Username: If not using anonymous authentication, provide the username required to connect to the database.
Password: The database password corresponding to the username.
defaultFS: Provide the default parameter for HDFS, corresponding to the fs.defaultFS parameter in the core-site.xml file.
hiveVersion (optional): Provide the version information of Hive.
hiveMetaStoreUri (optional): Provide the Hive metastore connection URI.
Extended Parameters (optional): If needed, provide other Hadoop-related parameters, such as the NameNode address.


{
    "hadoop.user.name": "datadev",
    "dfs.ha.namenodes.zetta-cluster": "nn1,nn2",
    "dfs.namenode.rpc-address.zetta-cluster.nn1": "test-01:8020",
    "dfs.nameservices": "zetta-cluster",
    "dfs.namenode.rpc-address.zetta-cluster.nn2": "test-02:8020"
}

Authentication Method: Choose the authentication method, providing two options: "None" and "Kerberos Authentication".
- If "None" is selected, no additional authentication information is required.
- If "Kerberos Authentication" is selected, Kerberos-related authentication information needs to be provided, including:
  - Username: Provide the username for Kerberos authentication.
  - Password: Provide the password corresponding to the username.
  - Kerberos keytab file (optional): If using a Kerberos keytab for authentication, provide the path to the keytab file.

Connection Configuration

In terms of connection configuration, you can choose one of the following connection methods:

Direct Connection: Ensure that the connection information you enter is accessible over the public network.
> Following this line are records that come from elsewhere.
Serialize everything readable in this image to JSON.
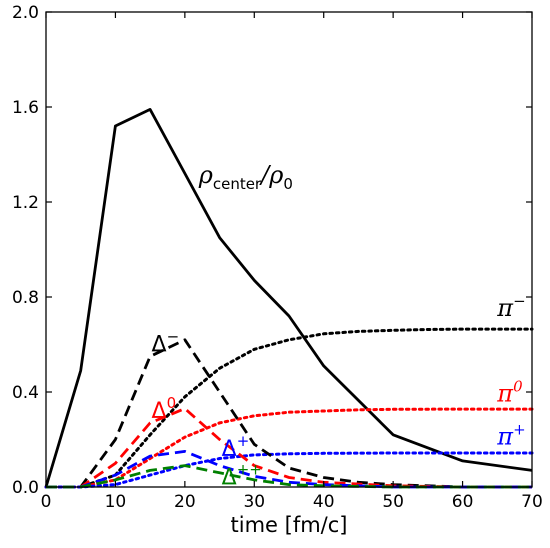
{
  "chart_data": {
    "type": "line",
    "xlabel": "time [fm/c]",
    "ylabel": "",
    "xlim": [
      0,
      70
    ],
    "ylim": [
      0,
      2.0
    ],
    "xticks": [
      0,
      10,
      20,
      30,
      40,
      50,
      60,
      70
    ],
    "xtick_labels": [
      "0",
      "10",
      "20",
      "30",
      "40",
      "50",
      "60",
      "70"
    ],
    "yticks": [
      0.0,
      0.4,
      0.8,
      1.2,
      1.6,
      2.0
    ],
    "ytick_labels": [
      "0.0",
      "0.4",
      "0.8",
      "1.2",
      "1.6",
      "2.0"
    ],
    "grid": false,
    "series": [
      {
        "id": "rho",
        "color": "#000000",
        "style": "solid",
        "x": [
          0,
          5,
          10,
          15,
          20,
          25,
          30,
          35,
          40,
          50,
          60,
          70
        ],
        "y": [
          0.0,
          0.49,
          1.52,
          1.59,
          1.32,
          1.05,
          0.87,
          0.72,
          0.51,
          0.22,
          0.11,
          0.07
        ]
      },
      {
        "id": "pi_minus",
        "color": "#000000",
        "style": "dotted",
        "x": [
          0,
          5,
          10,
          15,
          20,
          25,
          30,
          35,
          40,
          45,
          50,
          55,
          60,
          65,
          70
        ],
        "y": [
          0.0,
          0.0,
          0.05,
          0.22,
          0.38,
          0.5,
          0.58,
          0.62,
          0.645,
          0.655,
          0.66,
          0.663,
          0.665,
          0.665,
          0.665
        ]
      },
      {
        "id": "pi_zero",
        "color": "#ff0000",
        "style": "dotted",
        "x": [
          0,
          5,
          10,
          15,
          20,
          25,
          30,
          35,
          40,
          45,
          50,
          60,
          70
        ],
        "y": [
          0.0,
          0.0,
          0.03,
          0.12,
          0.21,
          0.27,
          0.3,
          0.315,
          0.32,
          0.325,
          0.327,
          0.328,
          0.328
        ]
      },
      {
        "id": "pi_plus",
        "color": "#0000ff",
        "style": "dotted",
        "x": [
          0,
          5,
          10,
          15,
          20,
          25,
          30,
          35,
          40,
          50,
          60,
          70
        ],
        "y": [
          0.0,
          0.0,
          0.01,
          0.05,
          0.09,
          0.12,
          0.135,
          0.14,
          0.142,
          0.143,
          0.143,
          0.143
        ]
      },
      {
        "id": "delta_minus",
        "color": "#000000",
        "style": "dashed",
        "x": [
          0,
          5,
          10,
          15,
          20,
          25,
          30,
          35,
          40,
          45,
          50,
          60,
          70
        ],
        "y": [
          0.0,
          0.0,
          0.2,
          0.55,
          0.62,
          0.4,
          0.18,
          0.08,
          0.04,
          0.02,
          0.01,
          0.0,
          0.0
        ]
      },
      {
        "id": "delta_zero",
        "color": "#ff0000",
        "style": "dashed",
        "x": [
          0,
          5,
          10,
          15,
          20,
          25,
          30,
          35,
          40,
          50,
          60,
          70
        ],
        "y": [
          0.0,
          0.0,
          0.1,
          0.27,
          0.33,
          0.2,
          0.09,
          0.04,
          0.02,
          0.005,
          0.0,
          0.0
        ]
      },
      {
        "id": "delta_plus",
        "color": "#0000ff",
        "style": "dashed",
        "x": [
          0,
          5,
          10,
          15,
          20,
          25,
          30,
          35,
          40,
          50,
          60,
          70
        ],
        "y": [
          0.0,
          0.0,
          0.05,
          0.13,
          0.15,
          0.09,
          0.045,
          0.02,
          0.01,
          0.0,
          0.0,
          0.0
        ]
      },
      {
        "id": "delta_pp",
        "color": "#008000",
        "style": "dashed",
        "x": [
          0,
          5,
          10,
          15,
          20,
          25,
          30,
          35,
          40,
          50,
          60,
          70
        ],
        "y": [
          0.0,
          0.0,
          0.03,
          0.07,
          0.09,
          0.06,
          0.03,
          0.01,
          0.005,
          0.0,
          0.0,
          0.0
        ]
      }
    ],
    "annotations": [
      {
        "id": "rho-label",
        "base": "ρ",
        "sub": "center",
        "tail": "/ρ",
        "sub2": "0",
        "color": "#000000",
        "x": 22,
        "y": 1.28
      },
      {
        "id": "pi-minus-label",
        "base": "π",
        "sup": "−",
        "color": "#000000",
        "x": 65,
        "y": 0.72
      },
      {
        "id": "pi-zero-label",
        "base": "π",
        "sup": "0",
        "color": "#ff0000",
        "x": 65,
        "y": 0.36
      },
      {
        "id": "pi-plus-label",
        "base": "π",
        "sup": "+",
        "color": "#0000ff",
        "x": 65,
        "y": 0.18
      },
      {
        "id": "delta-minus-label",
        "base": "Δ",
        "sup": "−",
        "color": "#000000",
        "x": 15.2,
        "y": 0.57
      },
      {
        "id": "delta-zero-label",
        "base": "Δ",
        "sup": "0",
        "color": "#ff0000",
        "x": 15.2,
        "y": 0.29
      },
      {
        "id": "delta-plus-label",
        "base": "Δ",
        "sup": "+",
        "color": "#0000ff",
        "x": 25.3,
        "y": 0.13
      },
      {
        "id": "delta-pp-label",
        "base": "Δ",
        "sup": "++",
        "color": "#008000",
        "x": 25.3,
        "y": 0.01
      }
    ]
  }
}
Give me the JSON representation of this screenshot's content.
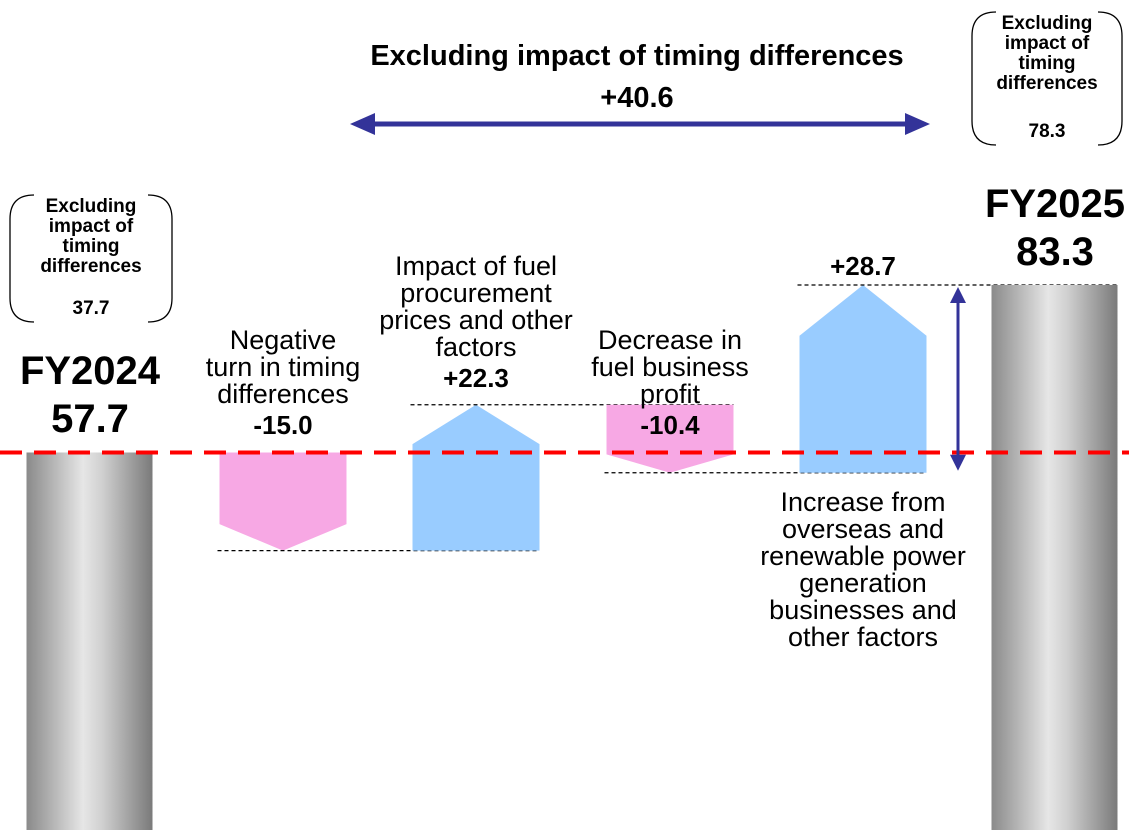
{
  "chart_data": {
    "type": "waterfall",
    "categories": [
      "FY2024",
      "Negative turn in timing differences",
      "Impact of fuel procurement prices and other factors",
      "Decrease in fuel business profit",
      "Increase from overseas and renewable power generation businesses and other factors",
      "FY2025"
    ],
    "values": [
      57.7,
      -15.0,
      22.3,
      -10.4,
      28.7,
      83.3
    ],
    "value_labels": [
      "57.7",
      "-15.0",
      "+22.3",
      "-10.4",
      "+28.7",
      "83.3"
    ],
    "colors": {
      "increase": "#99ccff",
      "decrease": "#f7a8e4",
      "total": "#a0a0a0",
      "baseline": "#ff0000",
      "arrow": "#333399"
    },
    "annotations": {
      "span": {
        "text": "Excluding impact of timing differences",
        "value": 40.6,
        "value_label": "+40.6"
      },
      "boxes": [
        {
          "text": "Excluding impact of timing differences",
          "value": 37.7
        },
        {
          "text": "Excluding impact of timing differences",
          "value": 78.3
        }
      ]
    }
  }
}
If the source end has enabled an IP access whitelist, make sure the egress IP address of the data integration service has been added to the whitelist. For specific IP addresses, please contact technical support.
Via SSH Tunnel: To enhance security, you can choose to connect to Hive via an SSH tunnel. Enable this option and provide the IP address and port of the SSH service. Ensure that your SSH client is properly configured and that you have permission to connect to the Hive server via SSH.

Notes

Ensure that all provided connection information is accurate and that the Hive service is accessible.
Protect your database credential information to prevent leakage to unauthorized personnel.
Regularly check and update your data source configuration to adapt to changes in the database structure or new security requirements.
Monitor the running status of data synchronization tasks to promptly identify and resolve any potential issues.

After completing the configuration, you can select this Hive data source in the data synchronization task to perform data import or export operations. Connecting via an SSH tunnel can enhance the security of data transmission, especially when handling sensitive data.